The classic work on these questions is J. Buchanan and G. Tullock (1962), “The calculus of consent”, University of Michigan Press. On voting theory, see Austen-Smith and Banks (1999), “Positive Political Theory”, University of Michigan Press; see also H. Moulin (1988), Axioms of Cooperative Decision-Making, Cambridge University Press. On recent developments of the “Public Choice” literature, see Mueller (2003), “Public Choice III”, Cambridge University Press. Our own paper is available at http://www.cepr.org/pubs/new-dps/dplist.asp?dpno=6417; as far as we know, our argument for the “square-root formula”, based on Mechanism Design, is new.

The Calculus of Consent has a wikipedia page and has been developed/critiqued, for instance, here by Dougherty & Edward. which has an abstract. This all takes us into Pareto analysis with a trade off between external costs and decision making costs. This in some of the further writing takes to pareto theory and the k-majority rule, whatever that is. Maybe some more to read!

Democratic Audit have published a precis  on committee sizes by Alex Marland, in which he says,

the formula for calculating the number of members of a legislature is more political symbolism than it is mathematical equation.

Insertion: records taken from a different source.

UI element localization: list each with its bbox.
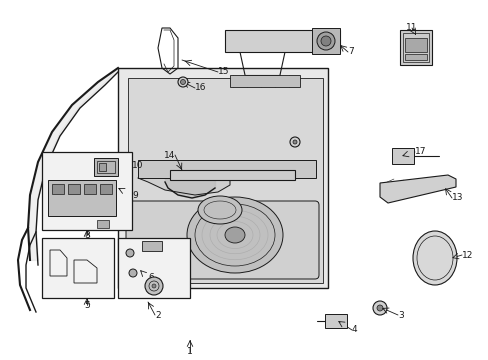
- Text: 17: 17: [414, 148, 426, 157]
- Circle shape: [292, 140, 296, 144]
- Text: 2: 2: [155, 310, 160, 320]
- Circle shape: [372, 301, 386, 315]
- Text: 10: 10: [132, 161, 143, 170]
- Text: 1: 1: [187, 347, 192, 356]
- Ellipse shape: [224, 227, 244, 243]
- Bar: [48, 180, 116, 216]
- Bar: [142, 241, 162, 251]
- Bar: [404, 38, 426, 52]
- Bar: [52, 184, 64, 194]
- Text: 8: 8: [84, 230, 90, 239]
- Bar: [68, 184, 80, 194]
- Bar: [99, 163, 106, 171]
- Bar: [402, 33, 428, 62]
- Text: 11: 11: [406, 23, 417, 32]
- Bar: [118, 238, 190, 298]
- Bar: [100, 184, 112, 194]
- Bar: [97, 220, 109, 228]
- Text: 16: 16: [195, 84, 206, 93]
- Polygon shape: [138, 178, 229, 195]
- Bar: [84, 184, 96, 194]
- Text: 4: 4: [351, 325, 357, 334]
- Bar: [118, 68, 327, 288]
- Text: 12: 12: [461, 251, 472, 260]
- Circle shape: [316, 32, 334, 50]
- Bar: [325, 314, 346, 328]
- Circle shape: [126, 249, 134, 257]
- Text: 3: 3: [397, 310, 403, 320]
- Ellipse shape: [412, 231, 456, 285]
- Circle shape: [129, 269, 137, 277]
- Bar: [404, 54, 426, 60]
- Text: 14: 14: [163, 150, 175, 159]
- Bar: [224, 30, 339, 52]
- Bar: [128, 78, 323, 283]
- Bar: [229, 75, 299, 87]
- Circle shape: [180, 80, 185, 85]
- Ellipse shape: [198, 196, 242, 224]
- Circle shape: [152, 284, 156, 288]
- Text: 6: 6: [148, 274, 153, 283]
- Bar: [138, 160, 315, 178]
- Bar: [97, 161, 115, 173]
- Bar: [94, 158, 118, 176]
- FancyBboxPatch shape: [126, 201, 318, 279]
- Circle shape: [376, 305, 382, 311]
- Text: 7: 7: [347, 48, 353, 57]
- Ellipse shape: [186, 197, 283, 273]
- Circle shape: [178, 77, 187, 87]
- Text: 9: 9: [132, 190, 138, 199]
- Circle shape: [289, 137, 299, 147]
- Circle shape: [145, 277, 163, 295]
- Bar: [42, 152, 132, 230]
- Text: 15: 15: [218, 68, 229, 77]
- Bar: [170, 170, 294, 180]
- Text: 5: 5: [84, 301, 90, 310]
- Bar: [42, 238, 114, 298]
- Polygon shape: [379, 175, 455, 203]
- Text: 13: 13: [451, 194, 463, 202]
- Circle shape: [320, 36, 330, 46]
- Bar: [399, 30, 431, 65]
- Bar: [391, 148, 413, 164]
- Bar: [311, 28, 339, 54]
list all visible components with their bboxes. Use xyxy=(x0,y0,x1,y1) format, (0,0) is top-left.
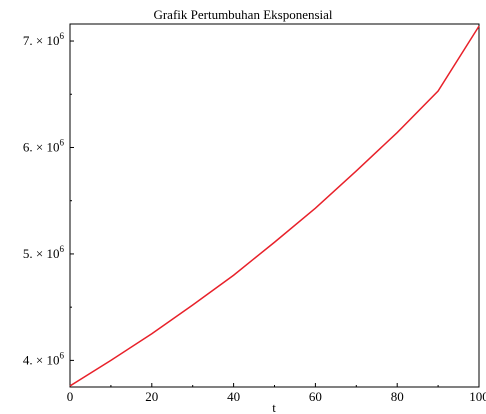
x-tick-label: 60 xyxy=(309,389,322,404)
x-axis-ticks: 0 20 40 60 80 100 xyxy=(67,383,486,404)
series-line xyxy=(69,25,480,387)
x-axis-label: t xyxy=(272,400,276,414)
chart-title: Grafik Pertumbuhan Eksponensial xyxy=(153,7,333,22)
x-tick-label: 20 xyxy=(145,389,158,404)
x-tick-label: 40 xyxy=(227,389,240,404)
y-axis-ticks: 4. × 106 5. × 106 6. × 106 7. × 106 xyxy=(23,31,74,367)
x-tick-label: 0 xyxy=(67,389,74,404)
y-tick-label: 4. × 106 xyxy=(23,350,65,367)
y-tick-label: 5. × 106 xyxy=(23,244,65,261)
x-tick-label: 100 xyxy=(469,389,486,404)
plot-frame xyxy=(69,23,480,388)
y-tick-label: 6. × 106 xyxy=(23,137,65,154)
x-tick-label: 80 xyxy=(391,389,404,404)
series-layer xyxy=(69,25,480,387)
y-tick-label: 7. × 106 xyxy=(23,31,65,48)
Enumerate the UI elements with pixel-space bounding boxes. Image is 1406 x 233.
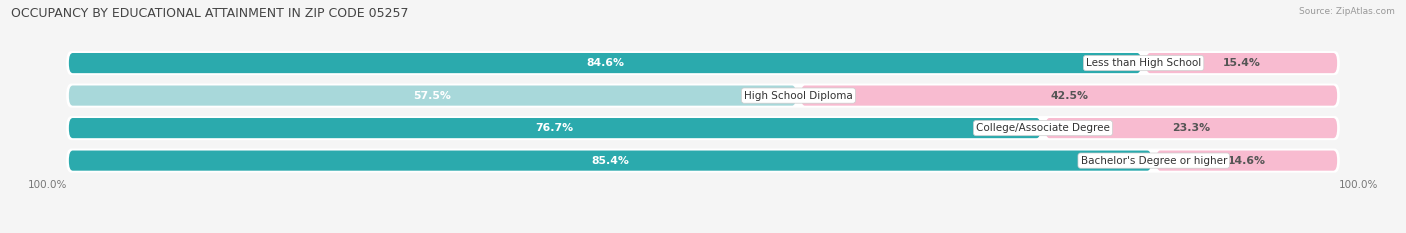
- FancyBboxPatch shape: [1046, 118, 1337, 138]
- Text: 76.7%: 76.7%: [536, 123, 574, 133]
- FancyBboxPatch shape: [69, 86, 796, 106]
- FancyBboxPatch shape: [801, 86, 1337, 106]
- Text: 23.3%: 23.3%: [1173, 123, 1211, 133]
- Text: 14.6%: 14.6%: [1227, 156, 1265, 166]
- Text: Bachelor's Degree or higher: Bachelor's Degree or higher: [1081, 156, 1227, 166]
- Text: 100.0%: 100.0%: [28, 180, 67, 190]
- Text: Source: ZipAtlas.com: Source: ZipAtlas.com: [1299, 7, 1395, 16]
- FancyBboxPatch shape: [66, 116, 1340, 140]
- Text: 100.0%: 100.0%: [1339, 180, 1378, 190]
- Text: 42.5%: 42.5%: [1050, 91, 1088, 101]
- Text: 57.5%: 57.5%: [413, 91, 451, 101]
- FancyBboxPatch shape: [66, 84, 1340, 108]
- FancyBboxPatch shape: [66, 149, 1340, 173]
- Text: 84.6%: 84.6%: [586, 58, 624, 68]
- FancyBboxPatch shape: [69, 53, 1142, 73]
- FancyBboxPatch shape: [1156, 151, 1337, 171]
- FancyBboxPatch shape: [69, 151, 1152, 171]
- Text: 85.4%: 85.4%: [591, 156, 628, 166]
- Text: Less than High School: Less than High School: [1085, 58, 1201, 68]
- Text: College/Associate Degree: College/Associate Degree: [976, 123, 1109, 133]
- FancyBboxPatch shape: [69, 118, 1040, 138]
- Text: 15.4%: 15.4%: [1223, 58, 1261, 68]
- FancyBboxPatch shape: [66, 51, 1340, 75]
- Text: High School Diploma: High School Diploma: [744, 91, 853, 101]
- FancyBboxPatch shape: [1146, 53, 1337, 73]
- Text: OCCUPANCY BY EDUCATIONAL ATTAINMENT IN ZIP CODE 05257: OCCUPANCY BY EDUCATIONAL ATTAINMENT IN Z…: [11, 7, 409, 20]
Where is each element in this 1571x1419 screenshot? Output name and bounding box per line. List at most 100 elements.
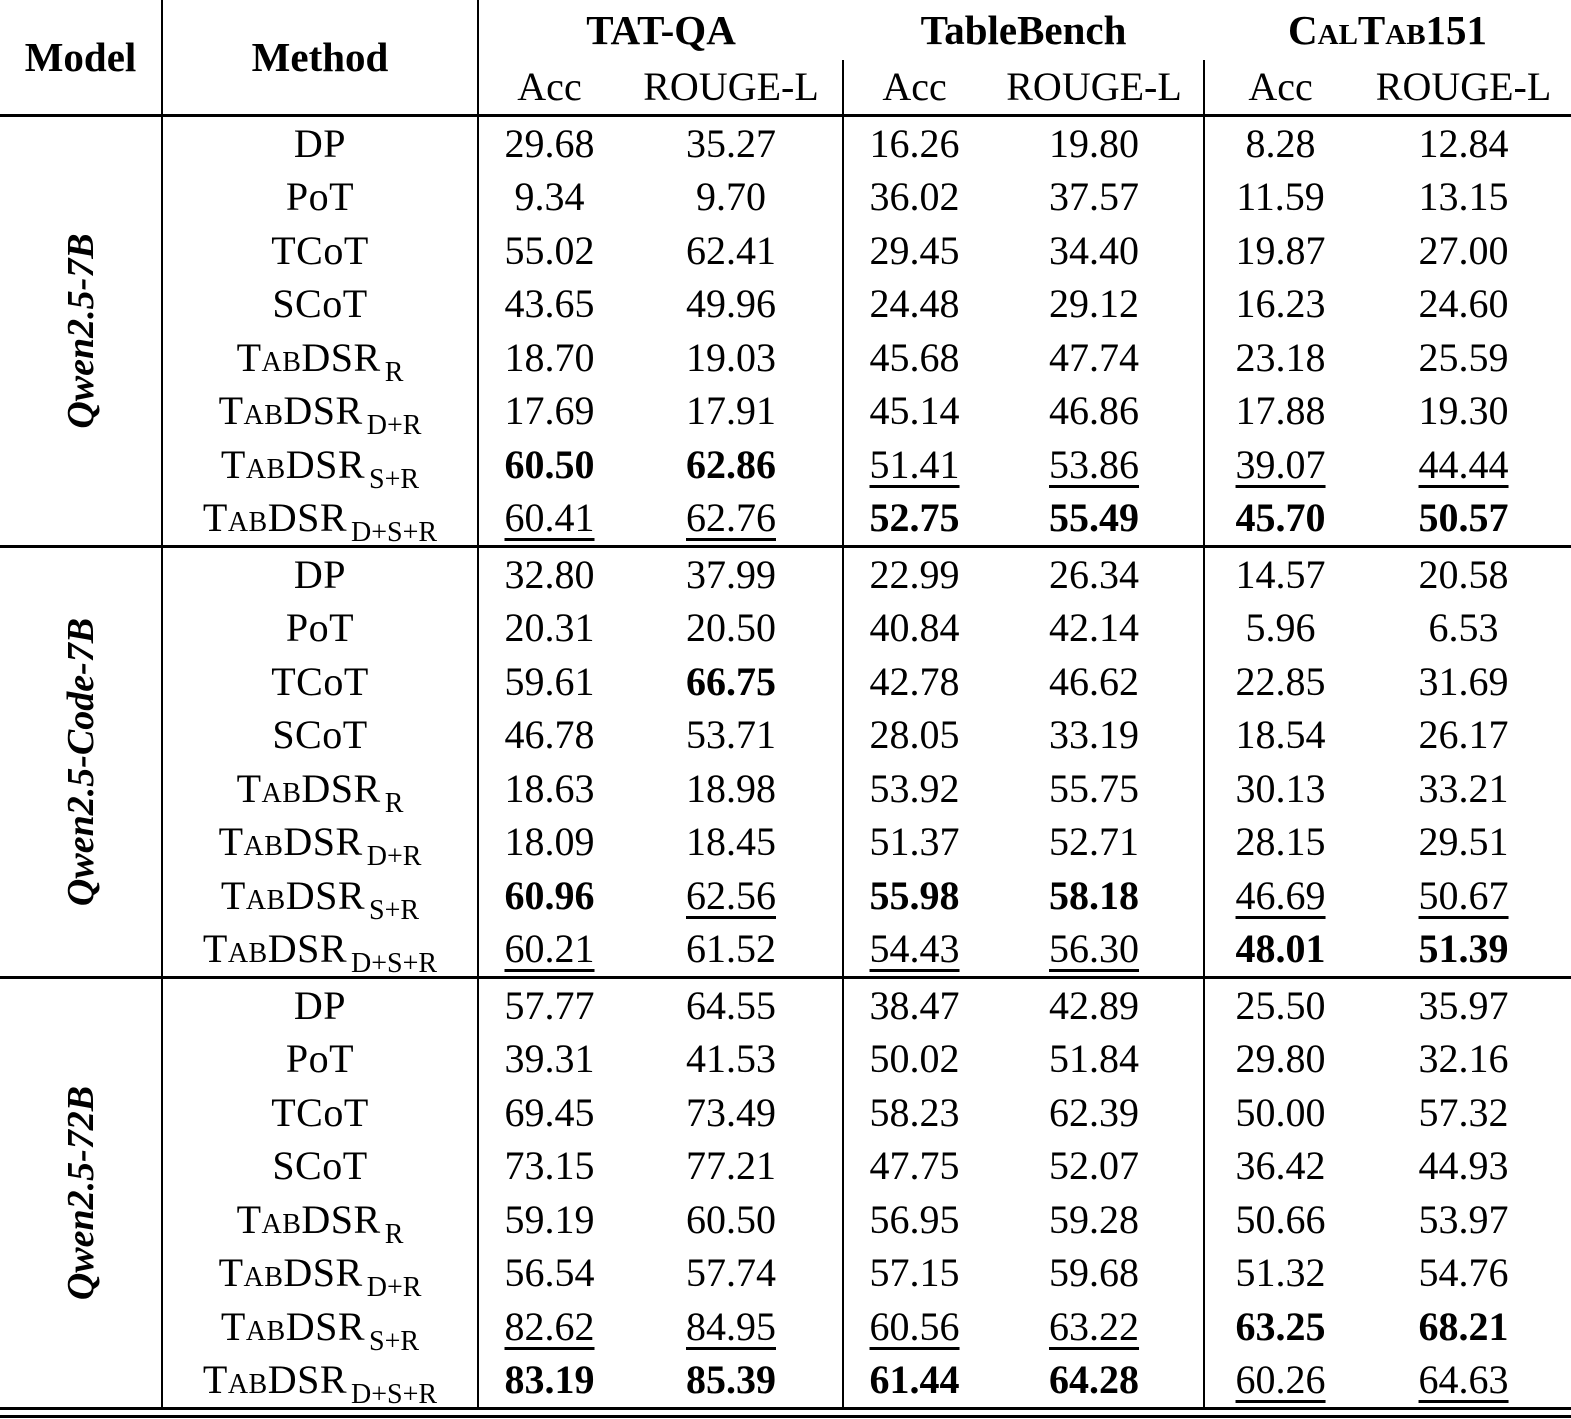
method-cell: TabDSR D+R	[162, 384, 479, 440]
method-variant-subscript: D+S+R	[351, 517, 438, 549]
metric-value: 62.41	[620, 224, 845, 278]
method-cell: TabDSR R	[162, 1193, 479, 1250]
metric-value: 19.03	[620, 331, 845, 385]
method-name: DP	[293, 551, 347, 597]
metric-value: 61.52	[620, 922, 845, 978]
model-name-cell: Qwen2.5-7B	[0, 115, 163, 547]
metric-value: 46.86	[985, 384, 1206, 438]
metric-value: 62.76	[620, 491, 845, 547]
metric-value: 47.75	[869, 1143, 960, 1189]
metric-value: 18.54	[1235, 712, 1326, 758]
metric-value: 19.80	[985, 115, 1206, 171]
column-header-method: Method	[162, 0, 479, 116]
metric-value: 58.18	[985, 869, 1206, 923]
metric-value: 53.71	[620, 708, 845, 762]
table-row: TabDSR R 18.70 19.03 45.68 47.74 23.18 25.59	[0, 331, 1571, 388]
method-name: TabDSR	[218, 1250, 363, 1296]
model-name-cell: Qwen2.5-72B	[0, 977, 163, 1407]
metric-value: 18.70	[504, 334, 595, 380]
metric-value: 45.70	[1235, 495, 1326, 541]
metric-value: 45.14	[869, 388, 960, 434]
method-cell: SCoT	[162, 1139, 479, 1193]
metric-value: 60.50	[620, 1193, 845, 1247]
metric-value: 24.48	[869, 281, 960, 327]
table-row: TCoT 59.61 66.75 42.78 46.62 22.85 31.69	[0, 655, 1571, 709]
table-row: TabDSR D+S+R 60.41 62.76 52.75 55.49 45.70 50.5…	[0, 491, 1571, 549]
metric-value: 19.87	[1235, 227, 1326, 273]
metric-value: 29.68	[504, 120, 595, 166]
method-name: TabDSR	[236, 1196, 381, 1242]
method-cell: DP	[162, 546, 479, 602]
method-name: TCoT	[271, 1089, 369, 1135]
method-name: TabDSR	[202, 495, 348, 541]
table-row: PoT 20.31 20.50 40.84 42.14 5.96 6.53	[0, 601, 1571, 655]
method-name: SCoT	[272, 712, 368, 758]
header-group-row: Model Method TAT-QA TableBench CalTab151	[0, 0, 1571, 116]
metric-value: 11.59	[1236, 174, 1325, 220]
table-row: TabDSR S+R 60.96 62.56 55.98 58.18 46.69 50.67	[0, 869, 1571, 924]
metric-value: 18.63	[504, 765, 595, 811]
metric-value: 64.55	[620, 977, 845, 1033]
column-header-caltab151-rougel: ROUGE-L	[1375, 64, 1552, 109]
metric-value: 46.62	[985, 655, 1206, 709]
metric-value: 18.98	[620, 762, 845, 816]
column-header-tatqa-rougel: ROUGE-L	[620, 60, 845, 116]
metric-value: 52.75	[869, 495, 960, 541]
metric-value: 36.42	[1235, 1143, 1326, 1189]
method-cell: DP	[162, 977, 479, 1033]
table-row: TabDSR S+R 82.62 84.95 60.56 63.22 63.25 68.21	[0, 1300, 1571, 1357]
table-row: TCoT 69.45 73.49 58.23 62.39 50.00 57.32	[0, 1086, 1571, 1140]
metric-value: 59.19	[504, 1196, 595, 1242]
table-row: TabDSR S+R 60.50 62.86 51.41 53.86 39.07 44.44	[0, 438, 1571, 495]
metric-value: 35.27	[620, 115, 845, 171]
metric-value: 54.76	[1418, 1250, 1509, 1296]
metric-value: 39.31	[504, 1036, 595, 1082]
metric-value: 57.77	[504, 982, 595, 1028]
method-name: TabDSR	[236, 765, 381, 811]
metric-value: 24.60	[1418, 281, 1509, 327]
metric-value: 51.32	[1235, 1250, 1326, 1296]
model-block: Qwen2.5-7B DP 29.68 35.27 16.26 19.80 8.28 12.8…	[0, 115, 1571, 549]
metric-value: 60.21	[504, 926, 595, 972]
group-header-caltab151: CalTab151	[1288, 6, 1488, 53]
metric-value: 60.41	[504, 495, 595, 541]
table-row: TabDSR D+R 18.09 18.45 51.37 52.71 28.15 29.51	[0, 815, 1571, 871]
metric-value: 27.00	[1418, 227, 1509, 273]
metric-value: 62.56	[620, 869, 845, 923]
metric-value: 57.74	[620, 1246, 845, 1300]
metric-value: 22.99	[869, 551, 960, 597]
metric-value: 26.17	[1418, 712, 1509, 758]
metric-value: 60.56	[869, 1303, 960, 1349]
metric-value: 25.59	[1418, 334, 1509, 380]
method-variant-subscript: R	[384, 1218, 404, 1250]
metric-value: 28.05	[869, 712, 960, 758]
table-row: TCoT 55.02 62.41 29.45 34.40 19.87 27.00	[0, 224, 1571, 278]
model-name: Qwen2.5-Code-7B	[59, 617, 102, 907]
metric-value: 52.07	[985, 1139, 1206, 1193]
table-row: SCoT 73.15 77.21 47.75 52.07 36.42 44.93	[0, 1139, 1571, 1193]
metric-value: 5.96	[1245, 605, 1316, 651]
metric-value: 53.86	[985, 438, 1206, 492]
column-header-tablebench-rougel: ROUGE-L	[985, 60, 1206, 116]
metric-value: 62.86	[620, 438, 845, 492]
method-name: TabDSR	[218, 819, 363, 865]
method-cell: TabDSR R	[162, 762, 479, 817]
metric-value: 16.26	[869, 120, 960, 166]
table-header: Model Method TAT-QA TableBench CalTab151…	[0, 0, 1571, 116]
metric-value: 45.68	[869, 334, 960, 380]
metric-value: 20.31	[504, 605, 595, 651]
metric-value: 69.45	[504, 1089, 595, 1135]
metric-value: 55.98	[869, 872, 960, 918]
method-cell: TabDSR S+R	[162, 1300, 479, 1357]
method-variant-subscript: R	[384, 356, 404, 388]
table-row: Qwen2.5-Code-7B DP 32.80 37.99 22.99 26.34 14.…	[0, 546, 1571, 978]
method-variant-subscript: S+R	[369, 463, 420, 495]
method-cell: PoT	[162, 601, 479, 655]
method-cell: TCoT	[162, 224, 479, 278]
metric-value: 56.54	[504, 1250, 595, 1296]
method-variant-subscript: S+R	[369, 1325, 420, 1357]
method-name: DP	[293, 120, 347, 166]
metric-value: 51.37	[869, 819, 960, 865]
metric-value: 40.84	[869, 605, 960, 651]
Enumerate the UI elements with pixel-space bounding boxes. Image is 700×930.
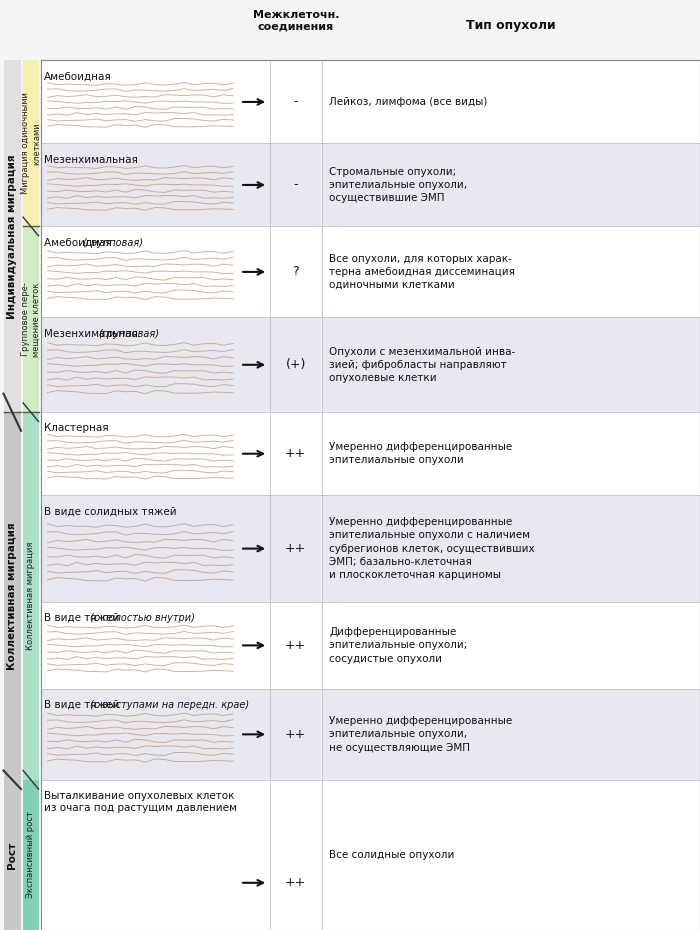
Bar (322, 60, 700, 143)
Text: Все опухоли, для которых харак-
терна амебоидная диссеминация
одиночными клеткам: Все опухоли, для которых харак- терна ам… (329, 254, 515, 290)
Text: Амебоидная: Амебоидная (44, 72, 112, 82)
Bar (41, 227, 321, 317)
Bar (41, 143, 321, 227)
Text: Тип опухоли: Тип опухоли (466, 20, 556, 32)
Text: Коллективная миграция: Коллективная миграция (7, 523, 18, 670)
Bar (4, 60, 21, 412)
Text: Групповое пере-
мещение клеток: Групповое пере- мещение клеток (21, 282, 41, 356)
Text: -: - (293, 96, 298, 109)
Bar (322, 689, 700, 779)
Text: Стромальные опухоли;
эпителиальные опухоли,
осуществившие ЭМП: Стромальные опухоли; эпителиальные опухо… (329, 166, 467, 203)
Text: В виде тяжей: В виде тяжей (44, 700, 122, 711)
Text: -: - (293, 179, 298, 192)
Text: Амебоидная: Амебоидная (44, 238, 115, 247)
Bar (4, 412, 21, 779)
Bar (322, 779, 700, 930)
Text: (групповая): (групповая) (98, 328, 159, 339)
Text: Опухоли с мезенхимальной инва-
зией; фибробласты направляют
опухолевые клетки: Опухоли с мезенхимальной инва- зией; фиб… (329, 347, 515, 383)
Bar (23, 779, 38, 930)
Text: Дифференцированные
эпителиальные опухоли;
сосудистые опухоли: Дифференцированные эпителиальные опухоли… (329, 627, 468, 664)
Text: Кластерная: Кластерная (44, 423, 108, 433)
Text: Рост: Рост (7, 842, 18, 869)
Text: Выталкивание опухолевых клеток
из очага под растущим давлением: Выталкивание опухолевых клеток из очага … (44, 790, 237, 813)
Bar (41, 495, 321, 602)
Text: Миграция одиночными
клетками: Миграция одиночными клетками (21, 92, 41, 194)
Bar (23, 226, 38, 412)
Text: ++: ++ (285, 876, 307, 889)
Bar (322, 227, 700, 317)
Text: Умеренно дифференцированные
эпителиальные опухоли: Умеренно дифференцированные эпителиальны… (329, 442, 512, 465)
Bar (322, 495, 700, 602)
Text: Мезенхимальная: Мезенхимальная (44, 328, 141, 339)
Text: (с полостью внутри): (с полостью внутри) (90, 613, 195, 623)
Text: ++: ++ (285, 542, 307, 555)
Bar (322, 602, 700, 689)
Text: В виде тяжей: В виде тяжей (44, 613, 122, 623)
Text: ?: ? (293, 265, 299, 278)
Text: Межклеточн.
соединения: Межклеточн. соединения (253, 10, 339, 32)
Text: (с выступами на передн. крае): (с выступами на передн. крае) (90, 700, 249, 711)
Text: ++: ++ (285, 447, 307, 460)
Bar (41, 602, 321, 689)
Text: Индивидуальная миграция: Индивидуальная миграция (7, 154, 18, 319)
Bar (41, 689, 321, 779)
Text: (групповая): (групповая) (83, 238, 144, 247)
Text: В виде солидных тяжей: В виде солидных тяжей (44, 506, 176, 516)
Bar (41, 317, 321, 412)
Text: Умеренно дифференцированные
эпителиальные опухоли,
не осуществляющие ЭМП: Умеренно дифференцированные эпителиальны… (329, 716, 512, 752)
Text: Лейкоз, лимфома (все виды): Лейкоз, лимфома (все виды) (329, 97, 487, 107)
Bar (41, 779, 321, 930)
Text: Экспансивный рост: Экспансивный рост (27, 812, 35, 898)
Bar (322, 143, 700, 227)
Bar (23, 60, 38, 227)
Text: (+): (+) (286, 358, 306, 371)
Text: ++: ++ (285, 728, 307, 741)
Text: Все солидные опухоли: Все солидные опухоли (329, 850, 454, 860)
Text: Коллективная миграция: Коллективная миграция (27, 542, 35, 650)
Bar (23, 412, 38, 779)
Bar (4, 779, 21, 930)
Bar (41, 60, 321, 143)
Text: Мезенхимальная: Мезенхимальная (44, 154, 138, 165)
Text: ++: ++ (285, 639, 307, 652)
Bar (41, 412, 321, 495)
Text: Умеренно дифференцированные
эпителиальные опухоли с наличием
субрегионов клеток,: Умеренно дифференцированные эпителиальны… (329, 517, 535, 580)
Bar (322, 412, 700, 495)
Bar (322, 317, 700, 412)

He also refers to the cube root rule, which argues that the ideal representative body should be the cube root of its population. This makes the UK too large, (411) and Lewisham Council bang on at sixty four. (Cube roots are hard to calculate long hand, but this site does it for you.) How popular is the 3√ rule and why is it proposed? Marland also talks about what in the UK is called the executive ‘payroll vote’, which implies larger assemblies.

Cutting the size of a parliament: we should consider process and resources not just numbers

What about the Unions?

We might be informed by the size of large Union conferences? GMB with about 650,000 members has ~520 delegates and USDAW’s rules imply a conference of around 900. I am looking for the rest of the TU numbers through informal sources.

4 Replies

  1. I added some more links today, including more sources for Arnold & Gary-Bobo and the LSE article on locality.